Study design and patients
We conducted a single arm, open-label, single center phase II trial to evaluate the efficacy of a sequential S-1 and CPA regimen for MBC. Women aged 20–75 years old with a histological diagnosis of MBC were considered eligible for the study. Eligibility required a measurable tumor based on the RECIST criteria; an Eastern Cooperative Oncology Group performance status of 0 or 1; a body surface area >1.25; expected survival >3 months; adequate organ function defined as a leukocyte count 3,500–12,000/mm3 (or neutrophil count >2000/mm3), platelet count >100,000/mm3, hemoglobin >9 g/dl, serum ALT and AST level less than the upper level of normal in each institution × 2.5, serum total bilirubin <1.5 mg/dl, and serum creatinine <1.2 mg/dl (or creatinine clearance >50 ml/min); and the resolution of all toxicities from prior therapy. All patients provided written informed consent to participate in this study. The sample size was estimated to be approximately 40 patients, without any calculations based on statistical assumptions.

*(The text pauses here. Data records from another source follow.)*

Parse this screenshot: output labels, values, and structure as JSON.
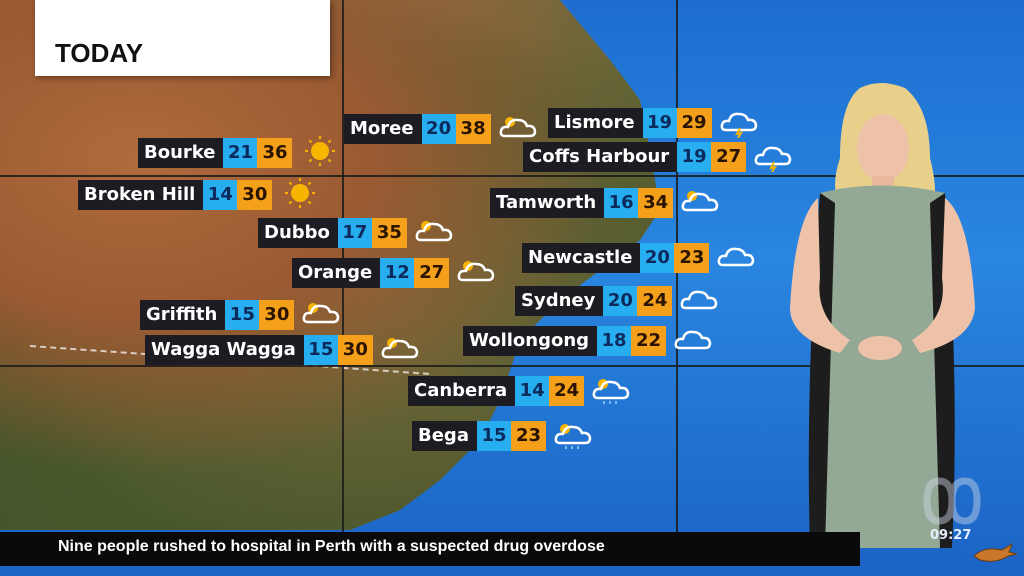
{
  "header": {
    "title": "TODAY"
  },
  "colors": {
    "min_temp": "#27aef0",
    "max_temp": "#f5a01a",
    "label_bg": "#1c1c22"
  },
  "cities": [
    {
      "name": "Bourke",
      "min": "21",
      "max": "36",
      "icon": "sun-icon"
    },
    {
      "name": "Broken Hill",
      "min": "14",
      "max": "30",
      "icon": "sun-icon"
    },
    {
      "name": "Moree",
      "min": "20",
      "max": "38",
      "icon": "partly-cloudy-icon"
    },
    {
      "name": "Dubbo",
      "min": "17",
      "max": "35",
      "icon": "partly-cloudy-icon"
    },
    {
      "name": "Orange",
      "min": "12",
      "max": "27",
      "icon": "partly-cloudy-icon"
    },
    {
      "name": "Griffith",
      "min": "15",
      "max": "30",
      "icon": "partly-cloudy-icon"
    },
    {
      "name": "Wagga Wagga",
      "min": "15",
      "max": "30",
      "icon": "partly-cloudy-icon"
    },
    {
      "name": "Lismore",
      "min": "19",
      "max": "29",
      "icon": "storm-icon"
    },
    {
      "name": "Coffs Harbour",
      "min": "19",
      "max": "27",
      "icon": "storm-icon"
    },
    {
      "name": "Tamworth",
      "min": "16",
      "max": "34",
      "icon": "partly-cloudy-icon"
    },
    {
      "name": "Newcastle",
      "min": "20",
      "max": "23",
      "icon": "cloud-icon"
    },
    {
      "name": "Sydney",
      "min": "20",
      "max": "24",
      "icon": "cloud-icon"
    },
    {
      "name": "Wollongong",
      "min": "18",
      "max": "22",
      "icon": "cloud-icon"
    },
    {
      "name": "Canberra",
      "min": "14",
      "max": "24",
      "icon": "partly-cloudy-showers-icon"
    },
    {
      "name": "Bega",
      "min": "15",
      "max": "23",
      "icon": "partly-cloudy-showers-icon"
    }
  ],
  "ticker": {
    "headline": "Nine people rushed to hospital in Perth with a suspected drug overdose"
  },
  "broadcast": {
    "clock": "09:27",
    "logo": "ABC"
  }
}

The exclusion criteria included symptomatic central nervous system metastases, active systemic infectious disease, clinically significant cardiovascular impairment, serious concomitant illness, pregnancy, breast feeding, a history of other cancers with a disease-free interval of ≤5 years, patients who had received trastuzumab-containing therapy within the prior 4 weeks, those who were receiving 5-FU-containing therapy, flucytosine, or pentostatin, and those who had recurrent disease within 1 year after having received 5-FU-containing therapy or CPA. From November 2007 to December 2018, a total of 36 patients were enrolled in this study. The demographic characteristics of the patients are summarized in Table 1. The study was carried out at Gunma University, Japan. The study protocol was approved by our Ethics Committee.
Treatment procedure
According to the RDs determined by our phase I study (18), S-1 80 mg/m2/day divided twice a day orally for 14 consecutive days, and then CPA 100 mg/m2/day divided twice a day orally for 14 consecutive days in a repeating 4-week cycle (S-1 for 2 weeks, CPA for 2 weeks). This regimen was continued until the occurrence of (1) progressive disease (PD) as assessed by the investigator using RECIST criteria, or (2) the appearance of unmanageable toxicity, or (3) the patient's withdrawal of consent. Any concomitant medication could be given at the discretion of the investigator if it was considered necessary for the patient's welfare and was not expected to interfere with the evaluation of the study treatment. Other antitumor therapies were not permitted.
Assessments
The primary endpoint was the antitumor activity of the sequential S-1 and CPA therapy as assessed by the overall response rate (ORR) based on the RECIST criteria. The secondary endpoints included the patients' overall survival (OS) and progression-free survival (PFS), the clinical benefit rate (CBR), and the regimen's safety. Routine tumor assessments based on the RECIST criteria were performed 1 month after the first dose and then every month during the treatment period. The ORR was defined as the proportion of patients with a complete response (CR) or a partial response (PR) among all patients. The CBR was defined as the proportion of patients with a CR or PR or stable disease (SD) continuing >4 weeks (28 days). CR and PR required confirmation at ≥4 weeks after first being reported. The Kaplan-Meier approach was used to estimate the median PFS and OS values.
Treatment-related adverse events were evaluated according to the Common Terminology Criteria for Adverse Events, ver. 3.0 and 4.0. There was a protocol amendment that changed the evaluation from version 3 to 4 in the middle of the trial. The incidence of adverse events was calculated according to grade. Hematology and biochemistry assessments, physical examinations, and periodic measurements of vital signs were performed before the start of each treatment cycle.